History of Agriculture
In the beginning of human history, and for many years that followed, humans were hunter-gatherers, which means they hunted animals for survival and gathered food from existing plants. People lived a nomadic lifestyle, moving from place to place throughout the year, following the food supply during the changing seasons.
However, as the ice age and glaciers covering part of the earth began to melt and retreat, plant life patterns and the areas where growth of plants changed as well. The humans would not need to travel as often because there were plants available for their food supply.

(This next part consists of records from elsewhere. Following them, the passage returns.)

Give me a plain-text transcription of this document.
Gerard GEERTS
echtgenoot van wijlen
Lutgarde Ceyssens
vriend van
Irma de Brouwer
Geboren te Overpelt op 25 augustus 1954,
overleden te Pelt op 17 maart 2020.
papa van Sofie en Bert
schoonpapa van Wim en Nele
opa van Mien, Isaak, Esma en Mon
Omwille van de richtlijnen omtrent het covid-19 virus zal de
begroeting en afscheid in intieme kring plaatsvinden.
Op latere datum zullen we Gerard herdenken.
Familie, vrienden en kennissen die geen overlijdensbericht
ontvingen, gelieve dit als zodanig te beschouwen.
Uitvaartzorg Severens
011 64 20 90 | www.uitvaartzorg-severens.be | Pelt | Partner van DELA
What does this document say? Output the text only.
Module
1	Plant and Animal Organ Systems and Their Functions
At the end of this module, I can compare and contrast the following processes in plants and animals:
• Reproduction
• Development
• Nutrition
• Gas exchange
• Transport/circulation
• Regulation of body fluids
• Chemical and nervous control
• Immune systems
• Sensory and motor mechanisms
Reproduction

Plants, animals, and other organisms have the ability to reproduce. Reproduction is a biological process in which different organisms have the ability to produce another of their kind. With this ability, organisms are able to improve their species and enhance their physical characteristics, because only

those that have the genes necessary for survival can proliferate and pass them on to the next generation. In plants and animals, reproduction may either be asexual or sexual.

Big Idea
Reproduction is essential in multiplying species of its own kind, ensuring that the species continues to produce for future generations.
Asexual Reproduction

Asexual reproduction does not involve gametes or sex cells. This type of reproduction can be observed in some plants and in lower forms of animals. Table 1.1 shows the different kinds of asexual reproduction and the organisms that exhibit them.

The hunter-gatherer societies began to learn about the crops which grew at the different times and places each year.
They could now stay in one place for several years to take advantage of the food sources and cordon off wild crop areas that had the most abundant resources. Most likely, when moving, they would also take herds of livestock using them for milk, meat, fur, and other resources. The food they stored would often need to last for the next season.
The origin of farming dates to around 10,000 years ago somewhere in the Indus Valley, part of the northwestern region of South Asia. A separate development may have taken place in China along the Yangtze River. Humans first domesticated crops and later livestock.
During early civilization, around 5,000 BC, agricultural science and technology was further developed. The Sumerian civilization of the Middle East and other early civilizations knew there was a need for a specialized agricultural workforce for the survival of societies. During this period, irrigation systems were developed, used as a system for watering plants. The focus on agriculture led to the development of the first cities.
The first cities then led to other aspects of society, such as the first written laws, religious practices, social attitudes, and legal codes. Complex societies, like Ancient Egypt, arose before the rise of the Greek civilization, and it was due to their agricultural system.
In Egypt, the Nile River relied heavily on the seasons throughout each year. The river flooded its banks and part of the surrounding countryside, which was called The Inundation. Nearly all aspects of life in Egypt centered around the Nile River, especially their religious structure. The river was life-giving in a small area of the country because Egypt was mostly a desert region.
The Romans and Greeks borrowed much of their agricultural knowledge from the civilizations they had contact, such as those of the ancient Near East such as Mesopotamia, but through the Sumerians. Large-scale animal and plant agriculture began in the Roman Republic. It became more efficient and could sustain the empire's large cities. It became a necessary industry for human survival.
The innovation continued between early and modern civilization. The Arab Agricultural Revolution began due to the diversity of local topographies (landscapes). Crops were grown in the Middle East and Indus Valley and was desired by European societies. It later acted as a trade bridge between the Far East and Europe.
Europe's agricultural history began during the 11th century when the Church became major landholders. Technological advances also took place such as cross-breeding in animal livestock, and other systems of organization. Various remnants of the agricultural systems have been found in Europe. The final modern agricultural development began in the 16th century when crop rotation was begun, where increased yields of crops would take place by switching land use every year. The method was perfected during the 16th century.
Finally, in America, modern agricultural practices were not present until the arrival of European colonists, though the Native Americans did have some limited agricultural practices, but it was not the same across all tribes. It most likely began between 2500 and 2000 BC.